Canadian Composite Leading Indicator (CI)
Detailed information for May 2004
The Canadian Composite Leading Indicator is comprised of ten components which lead cyclical activity in the economy and together represent all major categories of Gross Domestic Product (GDP). It thus reflects the variety of mechanisms that can cause business cycles.
Data release - June 22, 2004
The Canadian Composite Leading Indicator is comprised of ten components which lead cyclical activity in the economy and together represent all major categories of Gross Domestic Product (GDP). It thus reflects the variety of mechanisms that can cause business cycles. Eight components are available from 1952 to 1965, 9 from 1966 to 1971 and 10 from 1972. Average lead times can be highly variable, and the leading index will always be more volatile than GDP since the components are specifically selected as representing very sensitive indicators of total demand and output.
The Canadian System of National Accounts (CSNA) provides a conceptually integrated statistical framework for studying the state and behavior of the Canadian economy. The accounts are centered on the measurement of activities associated with the production of goods and services, the sales of goods and services in final markets, the supporting financial transactions, and the resulting wealth positions.
To produce financial statistics, the CSNA measures the economic dimensions of the public sector of Canada, including the financial inter-relationships among the thousands of entities that make up the three levels of government in Canada (federal, provincial and territorial, and local).
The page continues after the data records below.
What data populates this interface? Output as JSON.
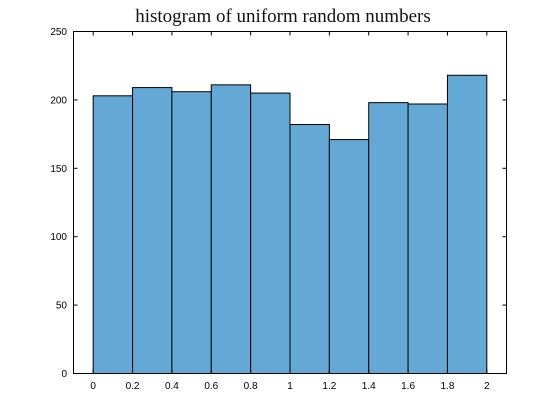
{
  "chart_data": {
    "type": "bar",
    "title": "histogram of uniform random numbers",
    "xlabel": "",
    "ylabel": "",
    "bin_edges": [
      0,
      0.2,
      0.4,
      0.6,
      0.8,
      1.0,
      1.2,
      1.4,
      1.6,
      1.8,
      2.0
    ],
    "values": [
      203,
      209,
      206,
      211,
      205,
      182,
      171,
      198,
      197,
      218
    ],
    "xlim": [
      -0.1,
      2.1
    ],
    "ylim": [
      0,
      250
    ],
    "x_ticks": [
      0,
      0.2,
      0.4,
      0.6,
      0.8,
      1,
      1.2,
      1.4,
      1.6,
      1.8,
      2
    ],
    "x_tick_labels": [
      "0",
      "0.2",
      "0.4",
      "0.6",
      "0.8",
      "1",
      "1.2",
      "1.4",
      "1.6",
      "1.8",
      "2"
    ],
    "y_ticks": [
      0,
      50,
      100,
      150,
      200,
      250
    ],
    "y_tick_labels": [
      "0",
      "50",
      "100",
      "150",
      "200",
      "250"
    ],
    "grid": false,
    "legend": "none",
    "colors": {
      "bar_fill": "#64a9d6",
      "bar_edge": "#000000",
      "axis": "#000000",
      "background": "#ffffff"
    }
  }
}
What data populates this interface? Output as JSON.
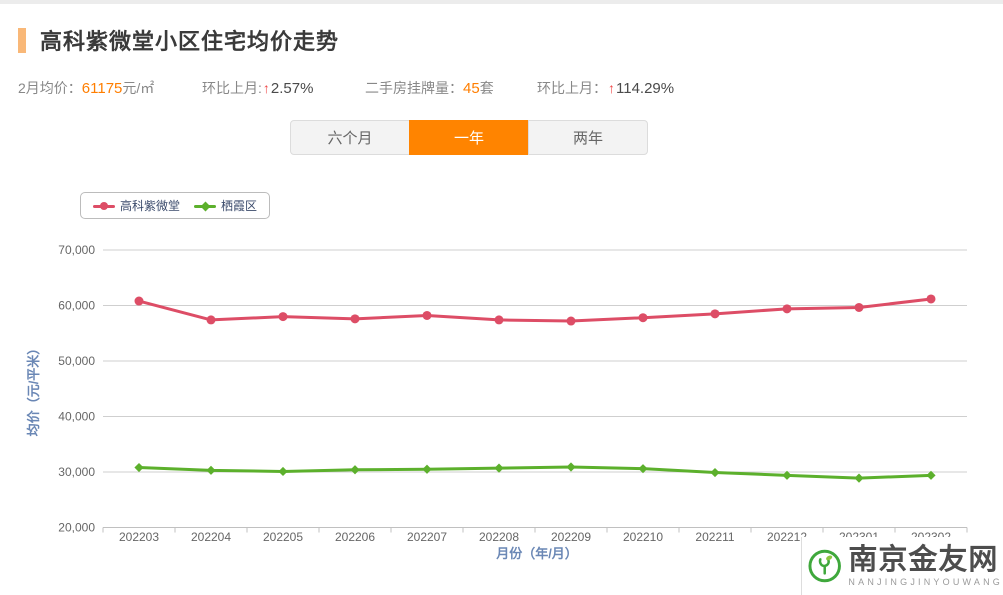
{
  "header": {
    "title": "高科紫微堂小区住宅均价走势"
  },
  "stats": {
    "avg": {
      "label": "2月均价：",
      "value": "61175",
      "suffix": "元/㎡"
    },
    "mom": {
      "label": "环比上月:",
      "arrow": "↑",
      "value": "2.57%"
    },
    "listings": {
      "label": "二手房挂牌量：",
      "value": "45",
      "suffix": "套"
    },
    "mom2": {
      "label": "环比上月：",
      "arrow": "↑",
      "value": "114.29%"
    }
  },
  "tabs": [
    {
      "label": "六个月",
      "active": false
    },
    {
      "label": "一年",
      "active": true
    },
    {
      "label": "两年",
      "active": false
    }
  ],
  "chart_data": {
    "type": "line",
    "x": [
      "202203",
      "202204",
      "202205",
      "202206",
      "202207",
      "202208",
      "202209",
      "202210",
      "202211",
      "202212",
      "202301",
      "202302"
    ],
    "series": [
      {
        "name": "高科紫微堂",
        "color": "#dd4d66",
        "marker": "circle",
        "values": [
          60800,
          57400,
          58000,
          57600,
          58200,
          57400,
          57200,
          57800,
          58500,
          59400,
          59642,
          61175
        ]
      },
      {
        "name": "栖霞区",
        "color": "#5cb02c",
        "marker": "diamond",
        "values": [
          30800,
          30300,
          30100,
          30400,
          30500,
          30700,
          30900,
          30600,
          29900,
          29400,
          28900,
          29400
        ]
      }
    ],
    "ylabel": "均价（元/平米）",
    "xlabel": "月份（年/月）",
    "ylim": [
      20000,
      70000
    ],
    "ytick_step": 10000,
    "grid": true,
    "legend_position": "top-left"
  },
  "watermark": {
    "name": "南京金友网",
    "subtitle": "NANJINGJINYOUWANG"
  },
  "colors": {
    "accent_orange": "#ff8400",
    "value_orange": "#ff7e00",
    "arrow_red": "#f04848",
    "series_pink": "#dd4d66",
    "series_green": "#5cb02c",
    "axis_title_blue": "#6a87b5",
    "grid_line": "#cfcfcf",
    "tick_text": "#666666"
  }
}
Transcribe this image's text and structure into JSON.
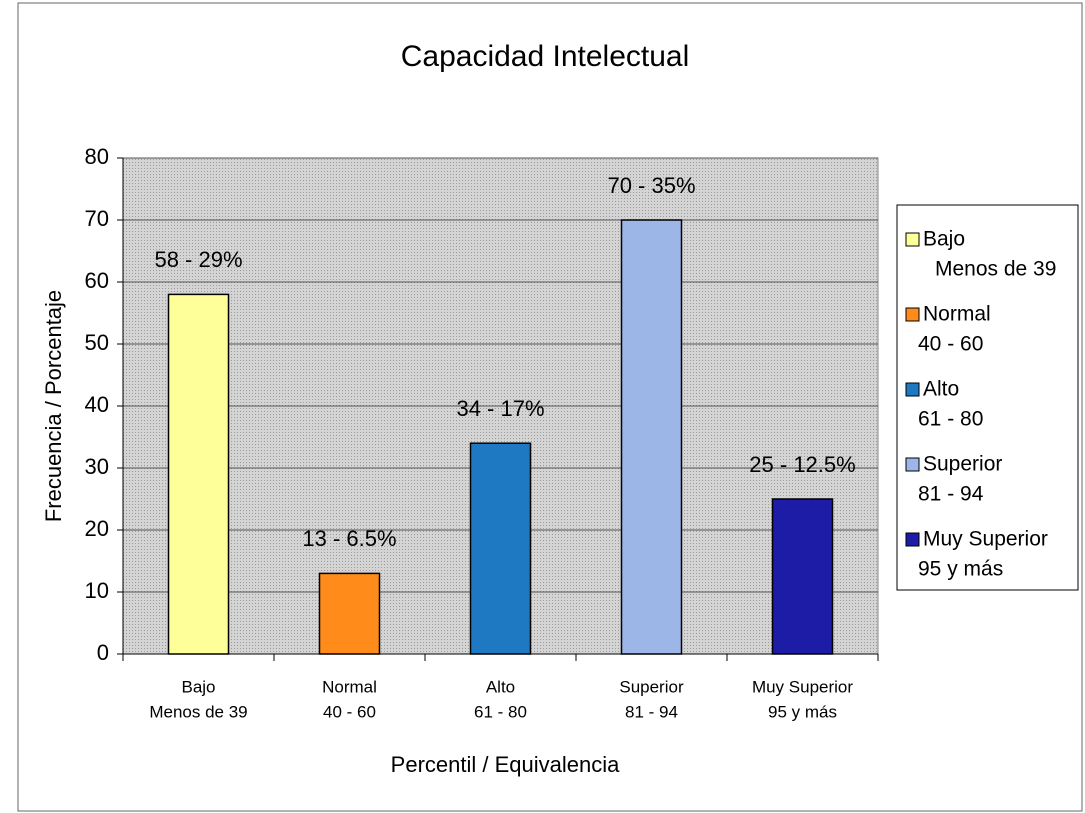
{
  "chart_data": {
    "type": "bar",
    "title": "Capacidad Intelectual",
    "x_label": "Percentil / Equivalencia",
    "y_label": "Frecuencia / Porcentaje",
    "categories": [
      "Bajo",
      "Normal",
      "Alto",
      "Superior",
      "Muy Superior"
    ],
    "ranges": [
      "Menos de 39",
      "40 - 60",
      "61 - 80",
      "81 - 94",
      "95 y más"
    ],
    "values": [
      58,
      13,
      34,
      70,
      25
    ],
    "value_labels": [
      "58 - 29%",
      "13 - 6.5%",
      "34 - 17%",
      "70 - 35%",
      "25 - 12.5%"
    ],
    "colors": [
      "#ffff99",
      "#ff8c1a",
      "#1f78c2",
      "#9db6e8",
      "#1c1ca6"
    ],
    "ylim": [
      0,
      80
    ],
    "yticks": [
      0,
      10,
      20,
      30,
      40,
      50,
      60,
      70,
      80
    ],
    "grid": true,
    "legend": "right"
  }
}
In order to carry out this program, the CSNA maintains a universe of all public sector entities including their complex inter-relationships.
- Economic accounts
- Leading indicators
Data sources and methodology
The Canadian economy.
This methodology does not apply.
This methodology does not apply.
Data are extracted from administrative files and derived from other Statistics Canada surveys and/or other sources.
Four of the 10 indicators come from sources outside of Statistics Canada. They are the Housing Index whose source is the "Multiple Listing Services"; the TSE 300 Stock Price Index; the M1 Money Supply from the Bank of Canada; and the US Conference Board Leading Indicator.
This methodology type does not apply to this statistical program.
No imputation is done for this survey.
The components of the Canadian Leading Indicator were selected to reflect the variety of mechanisms that can cause business cycles. All major categories of Gross Domestic Product are represented in the leading index by component leading indicators that are associated with the expenditure category. The component indicators must also be available in a timely fashion (i.e. no more than 2 months after the end of the reference month).
The composite index is the simple, unweighted average of the standardized components. It has been found both here and in the United States that experiments in assigning different weights to the components do not significantly improve the results.
The composite index is then standardized so that its mean and standard deviation of its growth rate are equal to those of real GDP and its components, respectively. This is done to give the leading index the same trend as GDP, and facilitates comparisons of the two. Finally, the composite is converted to a 1992=100 index.
To take advantage of all available information, we assemble all the components for the latest month available. This implies that January data for five of the components will be combined with the December value of the US leading indicator and the November data on manufacturing and retail trade. This new composite index, which will be published for the first time in February, would be called the composite index for January since the most components refer to this month. These components include the Toronto stock exchange, the money supply, employment in personal and business services, the average workweek in manufacturing from the labour force survey, and housing starts (the average workweek will be benchmarked to the data from the survey of employment, payrolls and hours after two months when this date becomes available, while the housing index will be revised to incorporate house sales when this data is published one month later).
The composite leading indicator and its ten components are smoothed so as to reduce erratic movements. Statistics Canada uses a 5-month moving average to reduce irregular fluctuations in the leading index. This smoothing allows users to better judge the true underlying signal of the course the economy is likely to take. Smoothing also reduces the effect of revisions that are inevitably made to most of the source data.
Data are analyzed for time series consistency and linked to current economic events.
Statistics Canada is prohibited by law from releasing any information it collects that could identify any person, business, or organization, unless consent has been given by the respondent or as permitted by the Statistics Act. Various confidentiality rules are applied to all data that are released or published to prevent the publication or disclosure of any information deemed confidential. If necessary, data are suppressed to prevent direct or residual disclosure of identifiable data.
Revisions and seasonal adjustment
Data for the five months preceding the reference month are subject to revision.
The statistical accuracy of the indicators corresponds to the one of the source data and is considered by the users as highly reliable.